Puis-je migrer un projet Lovable vers Archie ? Oui, mais ce n’est pas une migration en un clic. Le frontend Lovable peut être porté vers la structure fondée sur les blueprints d’Archie, mais le schéma Supabase et toute logique de backend personnalisée doivent être mis en correspondance avec les équivalents d’Archie Core. Les équipes qui envisagent une migration devraient la planifier comme un vrai projet délimité, pas comme un copier-coller.

Pourquoi Archie inclut-il un backend et pas Lovable ? Lovable a été conçu comme un générateur de frontend qui s’intègre à Supabase comme backend. Archie a été conçu comme une plateforme full-stack ; Archie Core est le backend GraphQL-first empaqueté livré avec chaque application.
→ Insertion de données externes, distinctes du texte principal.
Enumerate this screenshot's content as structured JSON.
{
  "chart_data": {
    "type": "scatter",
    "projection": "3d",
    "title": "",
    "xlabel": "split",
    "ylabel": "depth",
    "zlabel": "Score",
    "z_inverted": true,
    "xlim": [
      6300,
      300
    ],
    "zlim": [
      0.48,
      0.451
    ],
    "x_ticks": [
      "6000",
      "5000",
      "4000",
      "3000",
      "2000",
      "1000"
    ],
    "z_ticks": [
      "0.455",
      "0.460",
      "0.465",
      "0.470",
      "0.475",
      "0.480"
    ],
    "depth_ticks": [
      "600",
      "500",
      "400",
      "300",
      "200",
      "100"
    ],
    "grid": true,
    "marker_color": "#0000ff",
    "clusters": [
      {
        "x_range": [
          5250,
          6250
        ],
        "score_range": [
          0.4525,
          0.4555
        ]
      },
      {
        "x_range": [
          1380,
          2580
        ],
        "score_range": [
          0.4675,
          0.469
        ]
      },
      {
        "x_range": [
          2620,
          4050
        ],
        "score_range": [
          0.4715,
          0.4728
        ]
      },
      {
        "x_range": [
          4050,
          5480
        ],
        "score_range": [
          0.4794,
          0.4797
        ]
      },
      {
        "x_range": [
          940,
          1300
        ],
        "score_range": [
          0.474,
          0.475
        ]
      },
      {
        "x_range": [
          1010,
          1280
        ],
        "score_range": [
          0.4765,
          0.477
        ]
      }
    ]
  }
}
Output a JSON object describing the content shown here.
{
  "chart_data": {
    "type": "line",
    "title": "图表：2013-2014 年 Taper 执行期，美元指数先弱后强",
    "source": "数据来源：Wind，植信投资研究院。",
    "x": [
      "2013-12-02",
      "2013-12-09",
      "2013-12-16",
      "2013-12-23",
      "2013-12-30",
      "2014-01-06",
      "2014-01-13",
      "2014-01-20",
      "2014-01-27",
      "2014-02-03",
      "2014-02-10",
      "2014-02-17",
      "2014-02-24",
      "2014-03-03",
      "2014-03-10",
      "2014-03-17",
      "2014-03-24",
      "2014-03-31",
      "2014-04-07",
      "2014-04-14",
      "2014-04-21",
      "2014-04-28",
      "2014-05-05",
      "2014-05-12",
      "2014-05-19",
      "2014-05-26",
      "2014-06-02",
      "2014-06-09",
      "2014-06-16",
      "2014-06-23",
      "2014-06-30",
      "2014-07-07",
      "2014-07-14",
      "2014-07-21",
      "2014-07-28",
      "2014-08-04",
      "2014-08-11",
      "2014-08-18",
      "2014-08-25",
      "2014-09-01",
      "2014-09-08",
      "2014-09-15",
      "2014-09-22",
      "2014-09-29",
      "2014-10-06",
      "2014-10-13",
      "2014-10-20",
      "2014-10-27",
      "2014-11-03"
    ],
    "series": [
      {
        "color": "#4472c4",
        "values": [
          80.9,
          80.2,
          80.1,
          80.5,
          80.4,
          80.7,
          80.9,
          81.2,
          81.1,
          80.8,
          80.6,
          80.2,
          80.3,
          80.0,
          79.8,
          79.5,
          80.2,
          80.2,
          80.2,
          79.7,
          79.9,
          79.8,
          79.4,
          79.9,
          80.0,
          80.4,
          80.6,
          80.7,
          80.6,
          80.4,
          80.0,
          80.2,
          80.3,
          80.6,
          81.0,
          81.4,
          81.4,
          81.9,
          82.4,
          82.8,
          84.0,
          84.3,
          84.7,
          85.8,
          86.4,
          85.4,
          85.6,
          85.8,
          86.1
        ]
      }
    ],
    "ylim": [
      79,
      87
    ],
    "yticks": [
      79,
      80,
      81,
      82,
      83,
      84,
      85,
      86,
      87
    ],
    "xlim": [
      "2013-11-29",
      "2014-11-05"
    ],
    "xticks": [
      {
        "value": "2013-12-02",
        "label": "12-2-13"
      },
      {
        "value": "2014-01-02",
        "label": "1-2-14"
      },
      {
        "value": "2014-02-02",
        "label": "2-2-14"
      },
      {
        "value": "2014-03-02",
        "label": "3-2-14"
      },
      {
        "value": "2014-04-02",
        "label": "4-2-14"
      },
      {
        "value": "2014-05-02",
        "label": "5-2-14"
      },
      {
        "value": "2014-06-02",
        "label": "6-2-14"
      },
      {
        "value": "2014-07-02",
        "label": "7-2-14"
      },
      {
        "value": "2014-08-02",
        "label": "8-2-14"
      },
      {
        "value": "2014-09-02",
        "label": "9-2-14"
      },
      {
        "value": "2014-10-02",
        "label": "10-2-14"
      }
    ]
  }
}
La décision architecturale d’inclure le backend traduit une opinion différente sur là où devrait s’arrêter la responsabilité du client.

Et l’hébergement ? Lovable attend du client qu’il connecte son propre hébergement (généralement Vercel ou Netlify). Archie empaquette hébergement, déploiement et environnements : le client ne les provisionne pas séparément.

Lovable est-il moins cher qu’Archie ? Le prix affiché n’est pas la comparaison pertinente. La comparaison pertinente est le coût total d’exploitation d’une vraie application, en incluant l’abonnement Supabase, l’abonnement Vercel, le temps passé à assembler et exploiter la pile, et le coût éventuel de migration depuis un outil centré sur le prototype quand l’application le dépasse. Le prix d’Archie reflète la plateforme empaquetée.

Choisir Lovable m’enferme-t-il dans Supabase ? En pratique, oui : le code généré par Lovable attend Supabase comme backend. Changer de backend après coup n’est pas trivial. C’est l’une des raisons architecturales pour lesquelles les équipes visant la production devraient réfléchir au choix du backend avant de choisir le générateur de frontend.